Manhã de ontem. Entre um pedaço de sanduíche de peru e um gole de suco tive o desgosto de assistir a uma entrevista com o seqüestrador chamado "Lindemberg". Todos pararam. Eu, a apresentadora e os convidados do programa. O seqüestrador se esquiva das respostas fáceis às perguntas da jornalista, a apresentadora expressa seu desamparo com a situação e a ausência de uma solução fácil. Não sinto compaixão pelo fracasso da jornalista. A lembrança de uma ridícula tatuagem na nuca de uma atriz, onde se lê "Livrai-nos de todo o mal" vem à minha mente e sugere à apresentadora do programa: "Por que você não repete o versículo da tatuagem, reclama da violência atual e não volta para a programação normal? Afinal, não é assim que as coisas se resolvem na televisão, com um clichê?".

O rapaz ainda está lá, com a arma apontada contra todos, sem saber dizer o porquê do seqüestro. Outro drama transformado em pauta. Segundo a polícia militar, o seqüestrador pretendia se entregar até ser entrevistado, pelo telefone, por uma rede de tevê. Antes, não tinha nada a perder, agora, ele deve se sentir orgulhoso pela cobertura do caso. Em 1932, o filho de um herói da aviação norte-americana, Charles A. Lindbergh, primeiro piloto em um vôo transatlântico sem escalas, foi seqüestrado. O caso ocupou a pauta da imprensa de lá até a criança ser encontrada morta. Em 2008, nosso "Lindemberg" resolveu se vingar e seqüestrar a ex-namorada.
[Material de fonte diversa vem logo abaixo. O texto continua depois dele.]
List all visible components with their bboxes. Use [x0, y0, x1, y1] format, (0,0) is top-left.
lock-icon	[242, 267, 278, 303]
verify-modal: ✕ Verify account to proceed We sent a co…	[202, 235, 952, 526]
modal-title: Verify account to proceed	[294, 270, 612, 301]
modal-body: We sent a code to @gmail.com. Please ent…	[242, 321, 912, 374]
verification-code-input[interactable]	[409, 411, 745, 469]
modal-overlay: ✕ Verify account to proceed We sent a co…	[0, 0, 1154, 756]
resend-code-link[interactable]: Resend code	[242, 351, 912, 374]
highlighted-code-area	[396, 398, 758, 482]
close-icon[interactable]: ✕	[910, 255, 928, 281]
Acabo de descobrir que o seqüestrador fez mais uma refém. Fotos e vídeos mostrando ela prensada contra o vidro da janela do apartamento onde todos estão confinados circulam sem parar pelos meios de comunicação. Nunca as redes de tevê aberta transmitiram Um dia de cão, filme em que Al Pacino interpreta um ladrão de banco cercado pela polícia e a imprensa durante um assalto. Embora ninguém tenha saído lesionado do filme, seus cento e vinte quatro minutos de duração não trariam o mesmo retorno financeiro que as cinqüenta e seis horas de seqüestro perpetradas pelo nosso "Lindemberg". O filme, acredito, também é violento demais para o público brasileiro. Os atos de "Lindemberg", não.

Nosso "Lindemberg" está cansado. Em um ambiente fechado, onde a temperatura é medida pela repercussão de cada um de seus atos, o calor das matérias jornalísticas aumenta sua esperança vazia. Ele não sabe o que quer, mas a tevê dá a ele cada vez mais.

Depois da atabalhoada entrevista, só resta aguardar que um arroubo de bom senso baixe sobre o seqüestrador, dizendo: "Ei, Lindemberg, esqueça isso, vá para casa, descansar". Ou, quem sabe, numa hipótese remota, que as redes de tevê não contribuam para mais um vídeo macabro no YouTube.